Quelles en sont les limites ? Comment François Fillon devra-t-il s'adapter lorsque les autres candidats UMP proposeront également un projet ?

Roland Hureaux : Attendons ces projets. Sarkozy est l'homme des  phrases chocs. Il se  peut que, avec des idées guère  différentes de celles de Fillon, il se rattrape par quelques propositions, pas forcément approfondies, mais polémiques et qui, par là  frapperont l'opinion. Des propositions polémiques, il n'est pas sûr que Fillon puisse à ce jour se les permettre.

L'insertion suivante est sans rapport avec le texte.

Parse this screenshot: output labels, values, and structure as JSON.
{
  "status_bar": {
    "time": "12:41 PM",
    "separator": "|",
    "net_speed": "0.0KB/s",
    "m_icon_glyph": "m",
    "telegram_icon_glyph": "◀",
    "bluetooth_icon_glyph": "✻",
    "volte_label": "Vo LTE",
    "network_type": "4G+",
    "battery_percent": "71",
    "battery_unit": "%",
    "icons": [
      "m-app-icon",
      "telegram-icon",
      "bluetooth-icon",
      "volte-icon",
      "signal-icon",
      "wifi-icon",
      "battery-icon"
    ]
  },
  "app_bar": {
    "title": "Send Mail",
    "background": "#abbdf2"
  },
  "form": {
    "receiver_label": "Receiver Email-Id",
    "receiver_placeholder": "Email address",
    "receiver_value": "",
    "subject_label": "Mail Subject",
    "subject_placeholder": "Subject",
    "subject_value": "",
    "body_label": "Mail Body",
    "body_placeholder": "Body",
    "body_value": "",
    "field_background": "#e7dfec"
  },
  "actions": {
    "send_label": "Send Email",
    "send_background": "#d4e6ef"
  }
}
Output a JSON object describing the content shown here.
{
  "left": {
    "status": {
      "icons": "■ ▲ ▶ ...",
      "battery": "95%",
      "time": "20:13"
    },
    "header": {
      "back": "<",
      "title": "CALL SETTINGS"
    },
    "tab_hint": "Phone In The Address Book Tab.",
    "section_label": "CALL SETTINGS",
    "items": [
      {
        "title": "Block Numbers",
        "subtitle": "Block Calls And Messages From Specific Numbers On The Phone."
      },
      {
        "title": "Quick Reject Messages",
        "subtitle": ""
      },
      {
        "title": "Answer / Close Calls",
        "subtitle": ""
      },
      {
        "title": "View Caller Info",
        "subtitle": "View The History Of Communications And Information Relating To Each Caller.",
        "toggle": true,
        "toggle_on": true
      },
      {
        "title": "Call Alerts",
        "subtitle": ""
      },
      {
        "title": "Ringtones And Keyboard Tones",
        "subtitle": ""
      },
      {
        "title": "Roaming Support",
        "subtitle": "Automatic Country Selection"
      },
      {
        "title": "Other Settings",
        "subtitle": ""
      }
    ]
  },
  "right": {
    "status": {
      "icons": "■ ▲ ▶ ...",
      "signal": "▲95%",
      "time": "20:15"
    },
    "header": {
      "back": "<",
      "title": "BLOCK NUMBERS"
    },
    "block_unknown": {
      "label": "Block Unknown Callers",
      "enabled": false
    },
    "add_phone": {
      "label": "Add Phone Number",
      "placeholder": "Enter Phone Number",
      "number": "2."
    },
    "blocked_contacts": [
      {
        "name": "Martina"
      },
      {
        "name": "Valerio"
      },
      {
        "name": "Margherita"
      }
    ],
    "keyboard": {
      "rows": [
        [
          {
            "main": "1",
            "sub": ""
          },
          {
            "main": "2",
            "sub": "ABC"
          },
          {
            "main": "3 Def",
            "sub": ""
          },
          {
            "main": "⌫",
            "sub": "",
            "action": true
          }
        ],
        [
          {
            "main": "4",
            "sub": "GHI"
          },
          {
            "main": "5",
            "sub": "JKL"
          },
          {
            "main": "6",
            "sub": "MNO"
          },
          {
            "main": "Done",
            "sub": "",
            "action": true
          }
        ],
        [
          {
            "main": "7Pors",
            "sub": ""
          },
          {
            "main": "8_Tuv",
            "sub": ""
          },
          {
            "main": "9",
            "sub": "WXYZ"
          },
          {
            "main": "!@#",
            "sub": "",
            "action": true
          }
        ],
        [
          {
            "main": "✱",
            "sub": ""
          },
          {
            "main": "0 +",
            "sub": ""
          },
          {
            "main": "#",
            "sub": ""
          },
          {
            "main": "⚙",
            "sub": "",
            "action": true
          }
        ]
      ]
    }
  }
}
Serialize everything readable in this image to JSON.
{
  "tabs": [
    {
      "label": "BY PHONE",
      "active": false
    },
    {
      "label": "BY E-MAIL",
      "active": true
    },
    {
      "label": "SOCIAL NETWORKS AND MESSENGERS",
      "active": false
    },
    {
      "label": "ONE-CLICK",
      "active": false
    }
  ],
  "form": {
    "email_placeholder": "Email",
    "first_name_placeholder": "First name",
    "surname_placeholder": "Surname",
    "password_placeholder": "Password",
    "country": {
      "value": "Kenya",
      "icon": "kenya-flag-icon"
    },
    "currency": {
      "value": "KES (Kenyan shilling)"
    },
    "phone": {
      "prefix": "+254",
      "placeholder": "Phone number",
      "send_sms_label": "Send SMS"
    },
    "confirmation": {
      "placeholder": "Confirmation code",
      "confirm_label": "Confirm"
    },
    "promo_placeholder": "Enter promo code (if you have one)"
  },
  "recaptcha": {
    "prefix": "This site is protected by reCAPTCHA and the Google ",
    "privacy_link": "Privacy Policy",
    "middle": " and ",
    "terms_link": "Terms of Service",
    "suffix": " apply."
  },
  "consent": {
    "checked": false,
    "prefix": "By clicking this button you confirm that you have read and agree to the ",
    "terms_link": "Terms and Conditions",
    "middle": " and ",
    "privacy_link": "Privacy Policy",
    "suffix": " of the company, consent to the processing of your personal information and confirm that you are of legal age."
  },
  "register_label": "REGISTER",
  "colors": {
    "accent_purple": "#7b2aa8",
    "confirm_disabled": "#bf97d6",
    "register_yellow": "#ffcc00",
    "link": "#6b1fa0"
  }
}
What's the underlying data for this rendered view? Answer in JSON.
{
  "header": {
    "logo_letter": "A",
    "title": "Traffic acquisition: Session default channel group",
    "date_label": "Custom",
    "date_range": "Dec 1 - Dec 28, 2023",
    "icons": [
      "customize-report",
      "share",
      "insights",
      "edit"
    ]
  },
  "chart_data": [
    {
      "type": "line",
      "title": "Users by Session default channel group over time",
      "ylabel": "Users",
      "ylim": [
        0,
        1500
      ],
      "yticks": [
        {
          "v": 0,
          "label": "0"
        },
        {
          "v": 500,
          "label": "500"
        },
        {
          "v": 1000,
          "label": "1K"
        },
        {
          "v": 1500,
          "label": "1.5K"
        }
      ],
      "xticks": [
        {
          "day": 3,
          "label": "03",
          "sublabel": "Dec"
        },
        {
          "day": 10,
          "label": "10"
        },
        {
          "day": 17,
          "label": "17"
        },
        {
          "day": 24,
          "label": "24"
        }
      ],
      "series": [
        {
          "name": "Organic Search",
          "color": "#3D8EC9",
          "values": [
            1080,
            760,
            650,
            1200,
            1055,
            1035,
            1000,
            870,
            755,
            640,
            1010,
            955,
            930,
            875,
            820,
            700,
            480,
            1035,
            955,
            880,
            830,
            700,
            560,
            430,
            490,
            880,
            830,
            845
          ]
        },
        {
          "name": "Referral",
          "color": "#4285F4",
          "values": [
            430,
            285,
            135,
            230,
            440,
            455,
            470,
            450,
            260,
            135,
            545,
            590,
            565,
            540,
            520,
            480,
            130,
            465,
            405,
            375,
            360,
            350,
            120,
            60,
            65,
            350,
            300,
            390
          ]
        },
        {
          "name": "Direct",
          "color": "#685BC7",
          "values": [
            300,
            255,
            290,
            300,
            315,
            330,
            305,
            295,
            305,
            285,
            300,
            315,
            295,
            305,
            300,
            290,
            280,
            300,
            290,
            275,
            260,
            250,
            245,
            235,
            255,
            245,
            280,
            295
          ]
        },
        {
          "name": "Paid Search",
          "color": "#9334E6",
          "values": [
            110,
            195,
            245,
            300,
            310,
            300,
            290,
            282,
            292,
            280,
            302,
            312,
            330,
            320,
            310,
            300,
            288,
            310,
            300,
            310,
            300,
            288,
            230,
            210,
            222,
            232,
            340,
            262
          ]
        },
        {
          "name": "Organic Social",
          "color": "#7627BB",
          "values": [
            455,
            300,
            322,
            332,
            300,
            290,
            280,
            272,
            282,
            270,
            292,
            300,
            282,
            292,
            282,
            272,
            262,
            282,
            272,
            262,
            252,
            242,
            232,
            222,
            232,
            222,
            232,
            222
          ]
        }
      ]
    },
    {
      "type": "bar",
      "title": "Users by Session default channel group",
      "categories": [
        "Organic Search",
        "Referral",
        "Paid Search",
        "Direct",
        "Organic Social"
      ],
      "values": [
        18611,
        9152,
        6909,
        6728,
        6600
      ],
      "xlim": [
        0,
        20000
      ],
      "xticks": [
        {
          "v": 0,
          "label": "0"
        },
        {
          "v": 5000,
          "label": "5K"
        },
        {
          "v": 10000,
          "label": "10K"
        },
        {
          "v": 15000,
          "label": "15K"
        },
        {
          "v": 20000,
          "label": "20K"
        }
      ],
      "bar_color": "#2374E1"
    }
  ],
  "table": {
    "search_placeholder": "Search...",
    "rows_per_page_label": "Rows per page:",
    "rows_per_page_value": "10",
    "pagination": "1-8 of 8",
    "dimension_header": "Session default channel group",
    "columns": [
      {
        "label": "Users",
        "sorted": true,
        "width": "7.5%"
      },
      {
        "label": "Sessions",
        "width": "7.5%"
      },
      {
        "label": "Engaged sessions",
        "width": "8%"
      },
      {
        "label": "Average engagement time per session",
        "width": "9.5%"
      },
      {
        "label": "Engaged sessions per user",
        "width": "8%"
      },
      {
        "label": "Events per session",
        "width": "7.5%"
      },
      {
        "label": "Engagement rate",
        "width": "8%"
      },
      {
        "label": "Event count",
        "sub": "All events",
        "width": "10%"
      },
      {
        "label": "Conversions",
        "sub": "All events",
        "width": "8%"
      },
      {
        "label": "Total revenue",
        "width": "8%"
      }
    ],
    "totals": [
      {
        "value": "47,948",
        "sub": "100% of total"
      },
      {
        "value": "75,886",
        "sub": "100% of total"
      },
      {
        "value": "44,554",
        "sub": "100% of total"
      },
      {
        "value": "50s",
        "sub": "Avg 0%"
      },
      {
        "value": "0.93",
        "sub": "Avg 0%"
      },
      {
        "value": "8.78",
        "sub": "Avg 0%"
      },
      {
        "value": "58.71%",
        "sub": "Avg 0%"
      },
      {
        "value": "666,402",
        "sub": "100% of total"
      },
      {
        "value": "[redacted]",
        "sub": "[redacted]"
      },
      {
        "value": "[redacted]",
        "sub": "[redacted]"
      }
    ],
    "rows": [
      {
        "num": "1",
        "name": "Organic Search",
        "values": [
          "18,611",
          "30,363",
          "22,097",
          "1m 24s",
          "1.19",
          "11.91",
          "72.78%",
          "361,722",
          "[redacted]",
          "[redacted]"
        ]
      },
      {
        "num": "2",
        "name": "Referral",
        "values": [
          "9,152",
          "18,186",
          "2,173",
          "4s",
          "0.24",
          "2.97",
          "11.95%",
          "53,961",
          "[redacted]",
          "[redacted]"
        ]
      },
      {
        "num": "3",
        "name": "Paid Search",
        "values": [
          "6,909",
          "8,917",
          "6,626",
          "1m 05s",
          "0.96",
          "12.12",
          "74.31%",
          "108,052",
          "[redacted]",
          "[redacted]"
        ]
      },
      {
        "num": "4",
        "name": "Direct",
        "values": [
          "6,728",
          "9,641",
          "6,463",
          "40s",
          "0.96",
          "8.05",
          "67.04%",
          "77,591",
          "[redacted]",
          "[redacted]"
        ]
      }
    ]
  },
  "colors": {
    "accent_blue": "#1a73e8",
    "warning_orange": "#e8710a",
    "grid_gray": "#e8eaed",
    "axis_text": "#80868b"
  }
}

Mais les uns et les autres sont aujourd'hui contraints par le logiciel de l'UMP qui s'inscrit dans le cadre limitatif de l'euro et qui est  tributaire d'une doxa néolibérale que le gouvernement Valls est en train de préempter,  par exemple au travers de la loi Macron. L'UMP ne pourra pas se permettre de dire pendant deux ans, comme  elle l'a dit sur  cette loi : le gouvernement va dans le bon sens,  mais il faut aller plus loin,  d'autant que je ne suis pas sûr que l'opinion considère que ce soit le bons sens. La pauvreté en idées des think tanks de droite, devenus pour  la plupart des officines idéologiques ultralibérales, risque d'être également un facteur limitatif. Les uns et les autres devront trouver autre chose. Et ce n'est pas encore fait, ni près.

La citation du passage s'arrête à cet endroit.